Hallam Moseley

Personal information
- Full name: Hallam Reynold Moseley
- Born: 28 May 1948 (age 78) Christ Church, Barbados
- Batting: Right-handed
- Bowling: Right-arm fast-medium
- Role: Bowler

Domestic team information
- 1969–1972: Barbados
- 1969–1982: Somerset
- FC debut: 20 August 1969 Barbados v Nottinghamshire
- Last FC: 11 September 1982 Somerset v Lancashire

Career statistics
| Competition | First-class | List A |
| Matches | 213 | 212 |
| Runs scored | 1,533 | 519 |
| Batting average | 12.46 | 8.23 |
| 100s/50s | 0/2 | 0/0 |
| Top score | 67 | 33 |
| Balls bowled | 32,653 | 10,328 |
| Wickets | 557 | 313 |
| Bowling average | 24.53 | 19.91 |
| 5 wickets in innings | 16 | 4 |
| 10 wickets in match | 1 | 0 |
| Best bowling | 6/34 | 5/30 |
| Catches/stumpings | 78/– | 37/– |
- Source: CricketArchive, 21 September 2009

= Hallam Moseley =

West Indian cricketer

Hallam Reynold Moseley (born 28 May 1948) is a former first-class cricketer who played for Somerset and Barbados in a career spanning from 1969 to 1982. He was a right-arm fast-medium pace bowler who, in the opinion of Sir Garry Sobers, was never far away from a place in the West Indies team.

==Career==
Touring England at the age of 21 with a team from his native Barbados, Moseley caught the eye of Bill Andrews, and with the recommendation of Sir Garry Sobers, he arrived in Taunton within a year. However, qualification problems were to delay his debut for Somerset until the fourth match of the 1971 John Player League. He provided good support for Allan Jones and Tom Cartwright, taking 19 one-day wickets at 20.26 in his first season. A particularly strong one-day bowler, Moseley led Somerset in wickets in the John Player League in 1973, 1975, 1977, 1978, 1980 and 1982, and appeared in the victory in the 1982 Benson & Hedges Cup final, though never quite showing the consistency needed to break into a West Indies squad already full of pacy seam bowlers.

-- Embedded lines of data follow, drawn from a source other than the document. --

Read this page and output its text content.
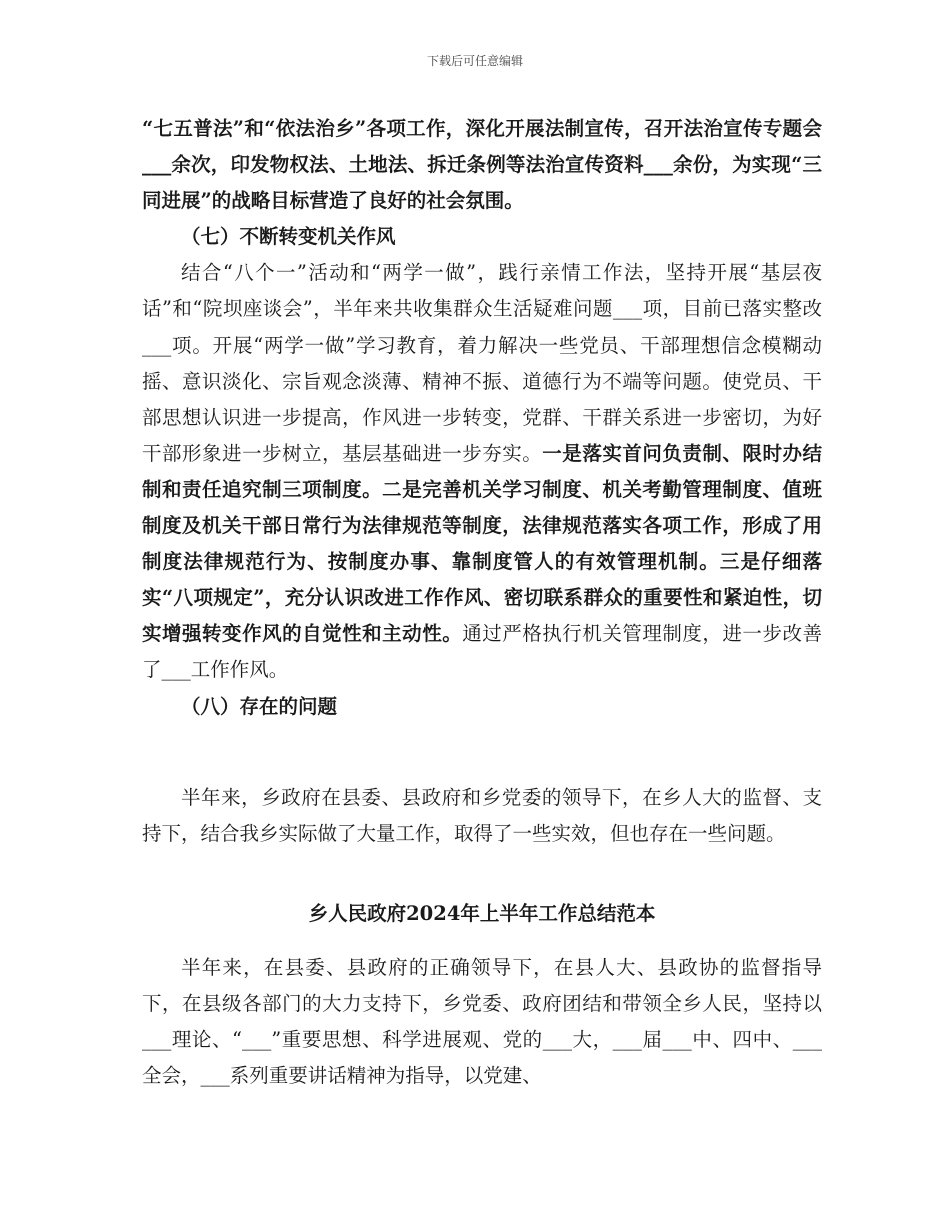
下载后可任意编辑

“七五普法”和“依法治乡”各项工作，深化开展法制宣传，召开法治宣传专题会___余次，印发物权法、土地法、拆迁条例等法治宣传资料___余份，为实现“三同进展”的战略目标营造了良好的社会氛围。

（七）不断转变机关作风

结合“八个一”活动和“两学一做”，践行亲情工作法，坚持开展“基层夜话”和“院坝座谈会”，半年来共收集群众生活疑难问题___项，目前已落实整改___项。开展“两学一做”学习教育，着力解决一些党员、干部理想信念模糊动摇、意识淡化、宗旨观念淡薄、精神不振、道德行为不端等问题。使党员、干部思想认识进一步提高，作风进一步转变，党群、干群关系进一步密切，为好干部形象进一步树立，基层基础进一步夯实。一是落实首问负责制、限时办结制和责任追究制三项制度。二是完善机关学习制度、机关考勤管理制度、值班制度及机关干部日常行为法律规范等制度，法律规范落实各项工作，形成了用制度法律规范行为、按制度办事、靠制度管人的有效管理机制。三是仔细落实“八项规定”，充分认识改进工作作风、密切联系群众的重要性和紧迫性，切实增强转变作风的自觉性和主动性。通过严格执行机关管理制度，进一步改善了___工作作风。

（八）存在的问题

半年来，乡政府在县委、县政府和乡党委的领导下，在乡人大的监督、支持下，结合我乡实际做了大量工作，取得了一些实效，但也存在一些问题。

乡人民政府2024年上半年工作总结范本

半年来，在县委、县政府的正确领导下，在县人大、县政协的监督指导下，在县级各部门的大力支持下，乡党委、政府团结和带领全乡人民，坚持以___理论、“___”重要思想、科学进展观、党的___大，___届___中、四中、___全会，___系列重要讲话精神为指导，以党建、
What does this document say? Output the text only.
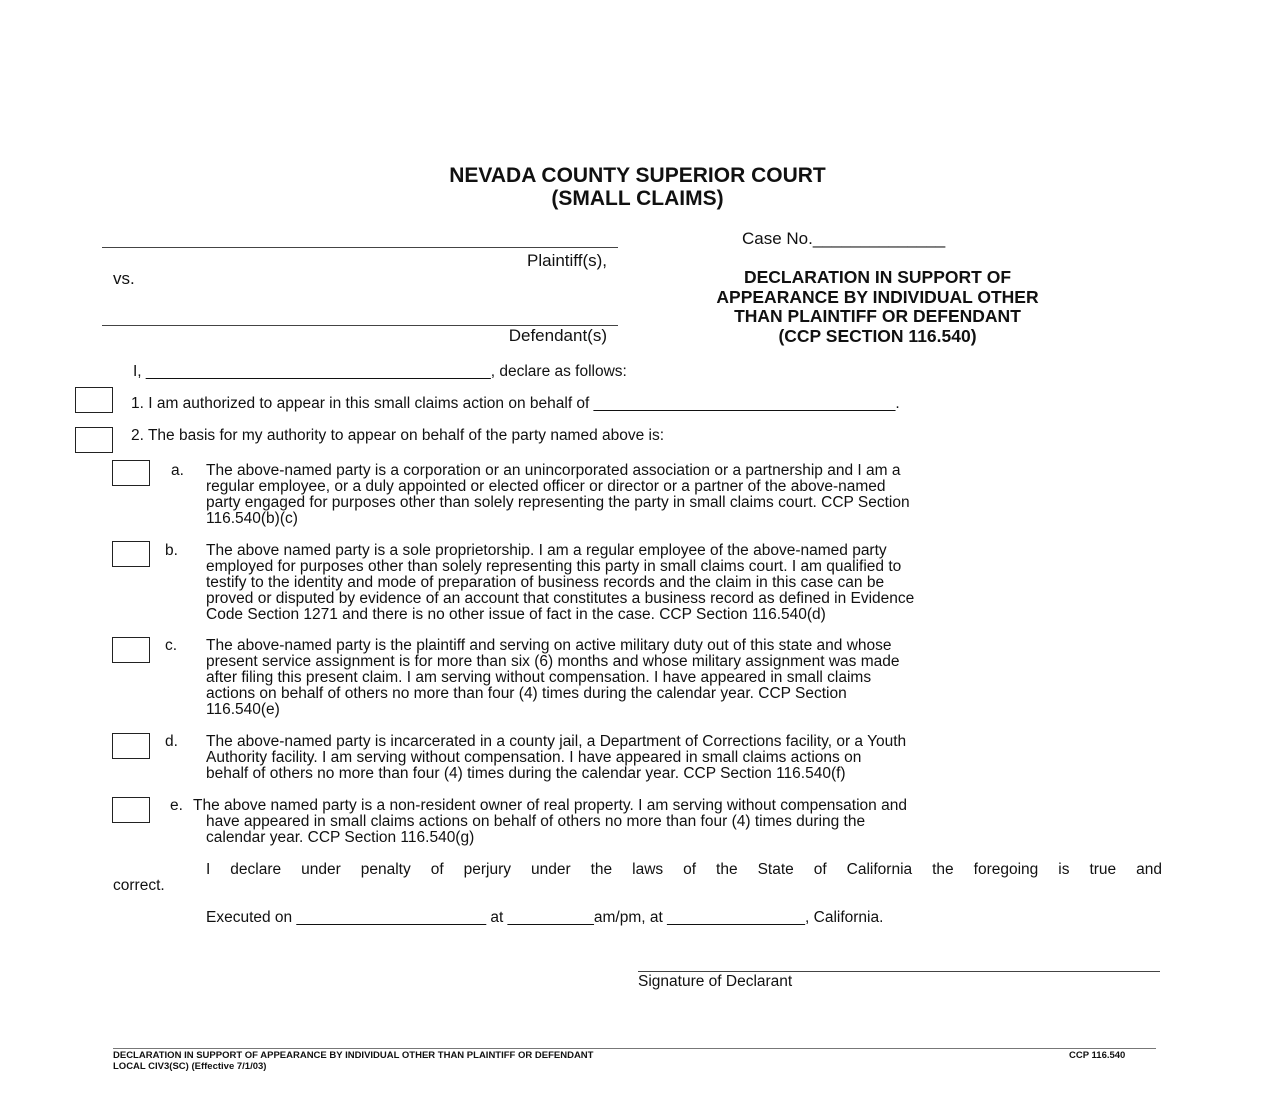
NEVADA COUNTY SUPERIOR COURT
(SMALL CLAIMS)
Plaintiff(s),
vs.
Defendant(s)
Case No.______________
DECLARATION IN SUPPORT OF
APPEARANCE BY INDIVIDUAL OTHER
THAN PLAINTIFF OR DEFENDANT
(CCP SECTION 116.540)
I, ________________________________________, declare as follows:
1. I am authorized to appear in this small claims action on behalf of ___________________________________.
2. The basis for my authority to appear on behalf of the party named above is:
a. The above-named party is a corporation or an unincorporated association or a partnership and I am a
regular employee, or a duly appointed or elected officer or director or a partner of the above-named
party engaged for purposes other than solely representing the party in small claims court. CCP Section
116.540(b)(c)
b. The above named party is a sole proprietorship. I am a regular employee of the above-named party
employed for purposes other than solely representing this party in small claims court. I am qualified to
testify to the identity and mode of preparation of business records and the claim in this case can be
proved or disputed by evidence of an account that constitutes a business record as defined in Evidence
Code Section 1271 and there is no other issue of fact in the case. CCP Section 116.540(d)
c. The above-named party is the plaintiff and serving on active military duty out of this state and whose
present service assignment is for more than six (6) months and whose military assignment was made
after filing this present claim. I am serving without compensation. I have appeared in small claims
actions on behalf of others no more than four (4) times during the calendar year. CCP Section
116.540(e)
d. The above-named party is incarcerated in a county jail, a Department of Corrections facility, or a Youth
Authority facility. I am serving without compensation. I have appeared in small claims actions on
behalf of others no more than four (4) times during the calendar year. CCP Section 116.540(f)
e. The above named party is a non-resident owner of real property. I am serving without compensation and
have appeared in small claims actions on behalf of others no more than four (4) times during the
calendar year. CCP Section 116.540(g)
I declare under penalty of perjury under the laws of the State of California the foregoing is true and
correct.
Executed on ______________________ at __________am/pm, at ________________, California.
Signature of Declarant
DECLARATION IN SUPPORT OF APPEARANCE BY INDIVIDUAL OTHER THAN PLAINTIFF OR DEFENDANT	CCP 116.540
LOCAL CIV3(SC) (Effective 7/1/03)
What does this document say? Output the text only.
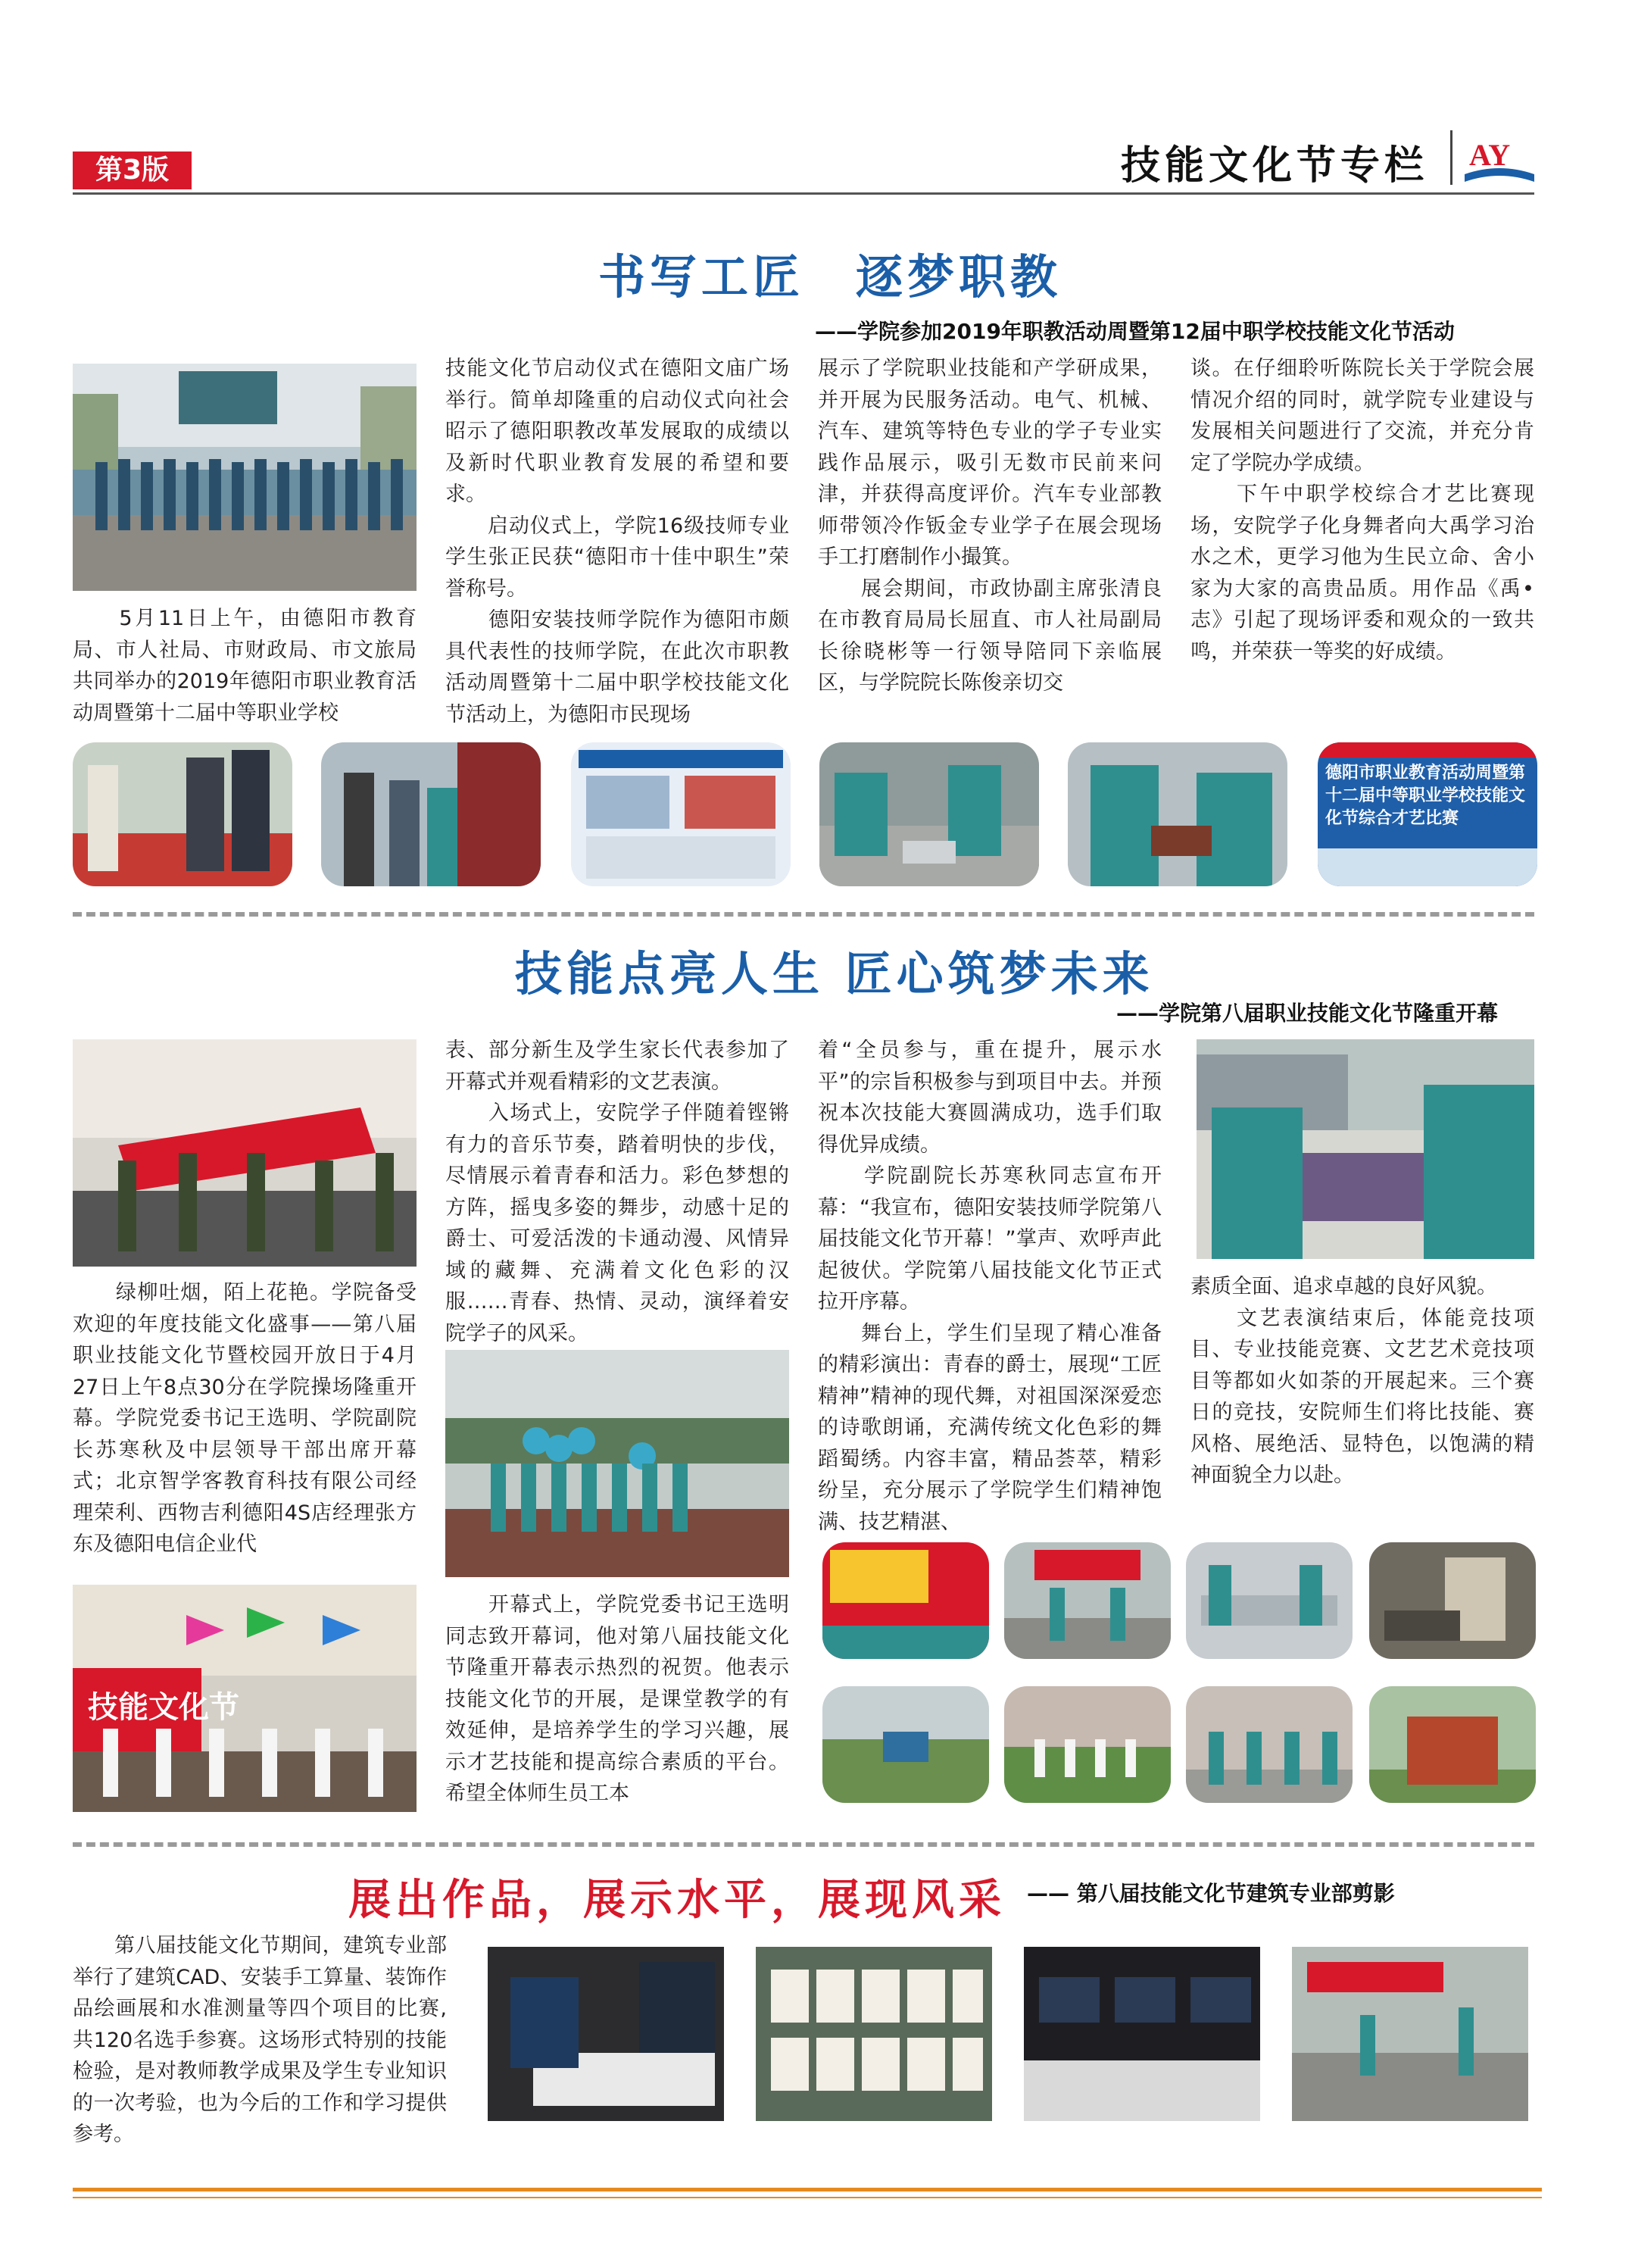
第3版	技能文化节专栏 AY
书写工匠　逐梦职教
——学院参加2019年职教活动周暨第12届中职学校技能文化节活动
　　5月11日上午，由德阳市教育局、市人社局、市财政局、市文旅局共同举办的2019年德阳市职业教育活动周暨第十二届中等职业学校
技能文化节启动仪式在德阳文庙广场举行。简单却隆重的启动仪式向社会昭示了德阳职教改革发展取的成绩以及新时代职业教育发展的希望和要求。
　　启动仪式上，学院16级技师专业学生张正民获“德阳市十佳中职生”荣誉称号。
　　德阳安装技师学院作为德阳市颇具代表性的技师学院，在此次市职教活动周暨第十二届中职学校技能文化节活动上，为德阳市民现场
展示了学院职业技能和产学研成果，并开展为民服务活动。电气、机械、汽车、建筑等特色专业的学子专业实践作品展示，吸引无数市民前来问津，并获得高度评价。汽车专业部教师带领冷作钣金专业学子在展会现场手工打磨制作小撮箕。
　　展会期间，市政协副主席张清良在市教育局局长屈直、市人社局副局长徐晓彬等一行领导陪同下亲临展区，与学院院长陈俊亲切交
谈。在仔细聆听陈院长关于学院会展情况介绍的同时，就学院专业建设与发展相关问题进行了交流，并充分肯定了学院办学成绩。
　　下午中职学校综合才艺比赛现场，安院学子化身舞者向大禹学习治水之术，更学习他为生民立命、舍小家为大家的高贵品质。用作品《禹•志》引起了现场评委和观众的一致共鸣，并荣获一等奖的好成绩。
德阳市职业教育活动周暨第十二届中等职业学校技能文化节综合才艺比赛
技能点亮人生 匠心筑梦未来
——学院第八届职业技能文化节隆重开幕
　　绿柳吐烟，陌上花艳。学院备受欢迎的年度技能文化盛事——第八届职业技能文化节暨校园开放日于4月27日上午8点30分在学院操场隆重开幕。学院党委书记王选明、学院副院长苏寒秋及中层领导干部出席开幕式；北京智学客教育科技有限公司经理荣利、西物吉利德阳4S店经理张方东及德阳电信企业代
技能文化节
表、部分新生及学生家长代表参加了开幕式并观看精彩的文艺表演。
　　入场式上，安院学子伴随着铿锵有力的音乐节奏，踏着明快的步伐，尽情展示着青春和活力。彩色梦想的方阵，摇曳多姿的舞步，动感十足的爵士、可爱活泼的卡通动漫、风情异域的藏舞、充满着文化色彩的汉服……青春、热情、灵动，演绎着安院学子的风采。
　　开幕式上，学院党委书记王选明同志致开幕词，他对第八届技能文化节隆重开幕表示热烈的祝贺。他表示技能文化节的开展，是课堂教学的有效延伸，是培养学生的学习兴趣，展示才艺技能和提高综合素质的平台。希望全体师生员工本
着“全员参与，重在提升，展示水平”的宗旨积极参与到项目中去。并预祝本次技能大赛圆满成功，选手们取得优异成绩。
　　学院副院长苏寒秋同志宣布开幕：“我宣布，德阳安装技师学院第八届技能文化节开幕！”掌声、欢呼声此起彼伏。学院第八届技能文化节正式拉开序幕。
　　舞台上，学生们呈现了精心准备的精彩演出：青春的爵士，展现“工匠精神”精神的现代舞，对祖国深深爱恋的诗歌朗诵，充满传统文化色彩的舞蹈蜀绣。内容丰富，精品荟萃，精彩纷呈，充分展示了学院学生们精神饱满、技艺精湛、
素质全面、追求卓越的良好风貌。
　　文艺表演结束后，体能竞技项目、专业技能竞赛、文艺艺术竞技项目等都如火如荼的开展起来。三个赛日的竞技，安院师生们将比技能、赛风格、展绝活、显特色，以饱满的精神面貌全力以赴。
展出作品，展示水平，展现风采 —— 第八届技能文化节建筑专业部剪影
　　第八届技能文化节期间，建筑专业部举行了建筑CAD、安装手工算量、装饰作品绘画展和水准测量等四个项目的比赛,共120名选手参赛。这场形式特别的技能检验，是对教师教学成果及学生专业知识的一次考验，也为今后的工作和学习提供参考。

His relationship with the fans was exceptional; a happy, smiling, bespectacled West Indian whose distinctive under-arm returns to the wicket-keeper drew whistles of admiration and envy, and whose batting exploits, while unsuccessful helped turn him into a local star. He received his county cap during his second season at Somerset. Moseley's later career suffered greatly with the two overseas players limitation, with Joel Garner and Viv Richards filling those slots whenever available.